› Por Eduardo Berti
Nada peor que explicar o comentar el chiste. Y este cuento –lo siento– no es más que una mala broma. Pero me han pedido que escriba algo acerca de él, como suele hacerse en Veranoi12, y debo decir que siempre, en clave más o menos humorística, las homonimias me han interesado sin que sepa bien por qué. Me refiero no tanto a las palabras homónimas como a las personas que se llaman igual, como en mi novela Todos los Funes, donde se dan cita varios personajes de ficción con el mismo apellido: desde el memorioso Funes de Borges hasta los Funes de Cortázar, Roa Bastos, Horacio Quiroga y otros más.
Recuerdo cierta vez que me crucé con un homónimo completo (nombre y apellido) a punto de tomar un Buquebús rumbo a Uruguay. Una empleada llamó “Eduardo Berti” y, como en una especie de sketch de los Monty Python, otra persona y yo nos pusimos de pie, nos acercamos al mostrador a la vez, en una danza incómoda, desconfiada, y terminamos mostrándonos entre risas los pasaportes.
Me gustaría decir que este cuento es un homenaje a Jacques Carelman y sus “famosos desconocidos”, pero estaría mintiendo. En realidad, yo ya había escrito “Grandes éxitos” hace más de dos años, cuando me puse a leer acerca de Carelman, el genial inventor de “objetos imposibles” que a mediados de los años sesenta distribuyó entre sus amigos la parodia de un catálogo de venta por correo donde ofrecía “objetos liberados de las imposiciones de la utilidad”, según dijera René Clair: objetos insólitos y absurdos como, por ejemplo, la bicicleta para escaleras (con ruedas cuadradas), las “zapatillas para hacer la limpieza” (con un cepillo y una pala para barrer sin agacharse), el “puzzle de dos piezas” (ideal para principiantes) o el “aparato para poner los puntos sobre las íes”. Muchos de ellos acompañados de leyendas seudo-publicitarias: “Señoras: cuando laven la ropa, no se queden todo el tiempo viendo cómo gira la lavadora; con esta TV incorporada, lavar la ropa es un placer”.

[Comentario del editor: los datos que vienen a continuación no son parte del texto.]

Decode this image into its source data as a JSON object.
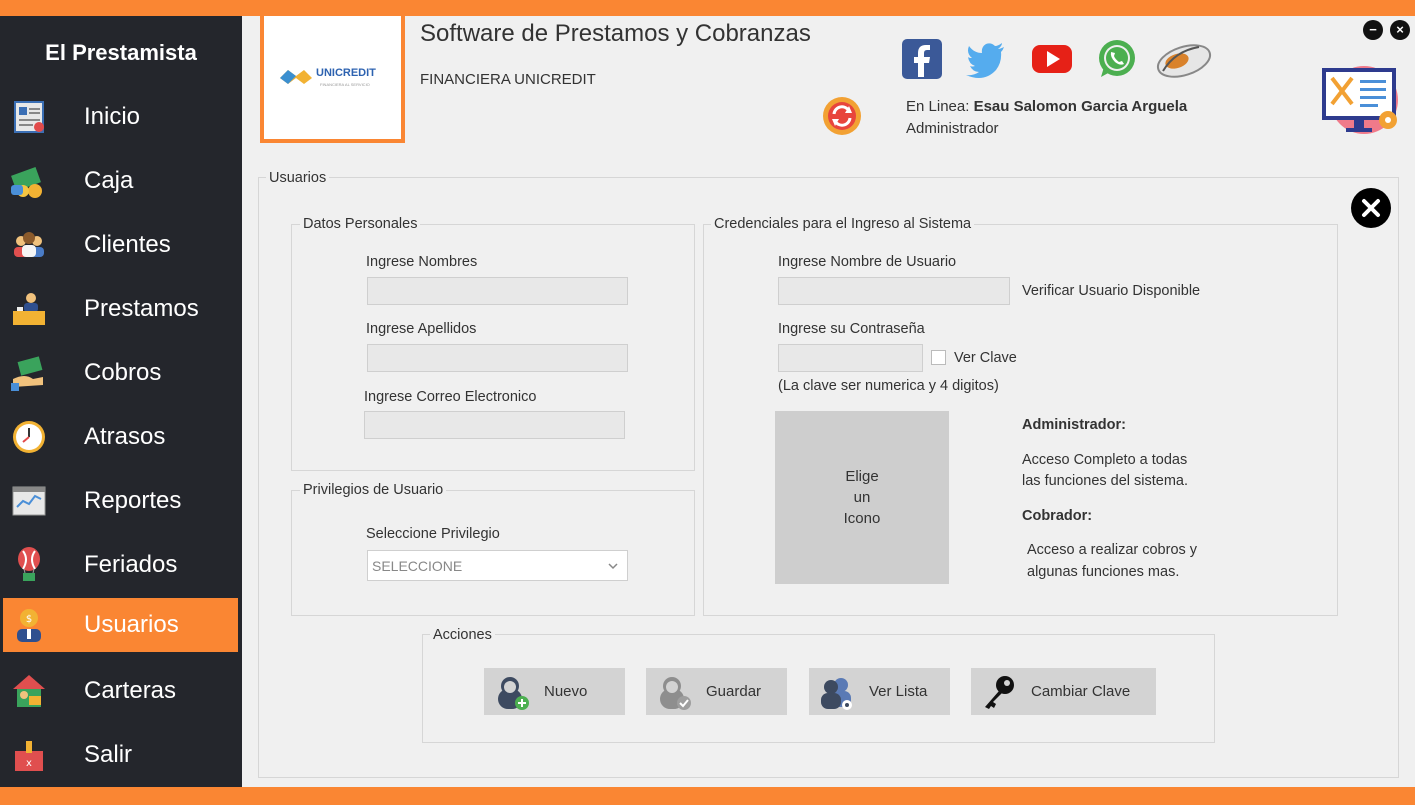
{
  "app": {
    "brand": "El Prestamista",
    "title": "Software de Prestamos y Cobranzas",
    "subtitle": "FINANCIERA UNICREDIT",
    "logo_text": "UNICREDIT",
    "logo_tagline": "FINANCIERA AL SERVICIO"
  },
  "colors": {
    "accent": "#fa8633",
    "sidebar": "#24262c",
    "panel": "#f0f0f0"
  },
  "sidebar": {
    "items": [
      {
        "label": "Inicio",
        "icon": "document-icon"
      },
      {
        "label": "Caja",
        "icon": "cash-icon"
      },
      {
        "label": "Clientes",
        "icon": "people-icon"
      },
      {
        "label": "Prestamos",
        "icon": "desk-icon"
      },
      {
        "label": "Cobros",
        "icon": "money-hand-icon"
      },
      {
        "label": "Atrasos",
        "icon": "clock-icon"
      },
      {
        "label": "Reportes",
        "icon": "chart-icon"
      },
      {
        "label": "Feriados",
        "icon": "balloon-icon"
      },
      {
        "label": "Usuarios",
        "icon": "user-icon",
        "active": true
      },
      {
        "label": "Carteras",
        "icon": "house-icon"
      },
      {
        "label": "Salir",
        "icon": "exit-icon"
      }
    ]
  },
  "header": {
    "online_prefix": "En Linea:",
    "user_name": "Esau Salomon Garcia Arguela",
    "role": "Administrador",
    "social": [
      "facebook-icon",
      "twitter-icon",
      "youtube-icon",
      "whatsapp-icon",
      "mouse-icon"
    ]
  },
  "form": {
    "section_title": "Usuarios",
    "personal": {
      "title": "Datos Personales",
      "nombres_label": "Ingrese Nombres",
      "nombres_value": "",
      "apellidos_label": "Ingrese Apellidos",
      "apellidos_value": "",
      "correo_label": "Ingrese Correo Electronico",
      "correo_value": ""
    },
    "privileges": {
      "title": "Privilegios de Usuario",
      "select_label": "Seleccione Privilegio",
      "select_value": "SELECCIONE"
    },
    "credentials": {
      "title": "Credenciales para el Ingreso al Sistema",
      "usuario_label": "Ingrese Nombre de Usuario",
      "usuario_value": "",
      "verificar": "Verificar Usuario Disponible",
      "password_label": "Ingrese su Contraseña",
      "password_value": "",
      "ver_clave": "Ver Clave",
      "hint": "(La clave ser numerica y 4 digitos)",
      "icon_box": "Elige\nun\nIcono",
      "admin_title": "Administrador:",
      "admin_desc_1": "Acceso Completo a todas",
      "admin_desc_2": "las funciones del sistema.",
      "cobrador_title": "Cobrador:",
      "cobrador_desc_1": "Acceso a realizar cobros y",
      "cobrador_desc_2": "algunas funciones mas."
    },
    "actions": {
      "title": "Acciones",
      "nuevo": "Nuevo",
      "guardar": "Guardar",
      "ver_lista": "Ver Lista",
      "cambiar_clave": "Cambiar Clave"
    }
  }
}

El caso es que Carelman (que murió en abril pasado, ya octogenario) era un rabioso coleccionista y tenía, me han contado, en su casa al norte de París, una nutrida galería de “famosos desconocidos”: es decir, una colección de tarjetas personales o profesionales donde podía leerse, por ejemplo, “Viajes Michaux” o “Florería Flaubert”. Algo me dice que de haber existido la absurda editorial Grandes Exitos habría sido uno de sus pocos lectores, si no el único.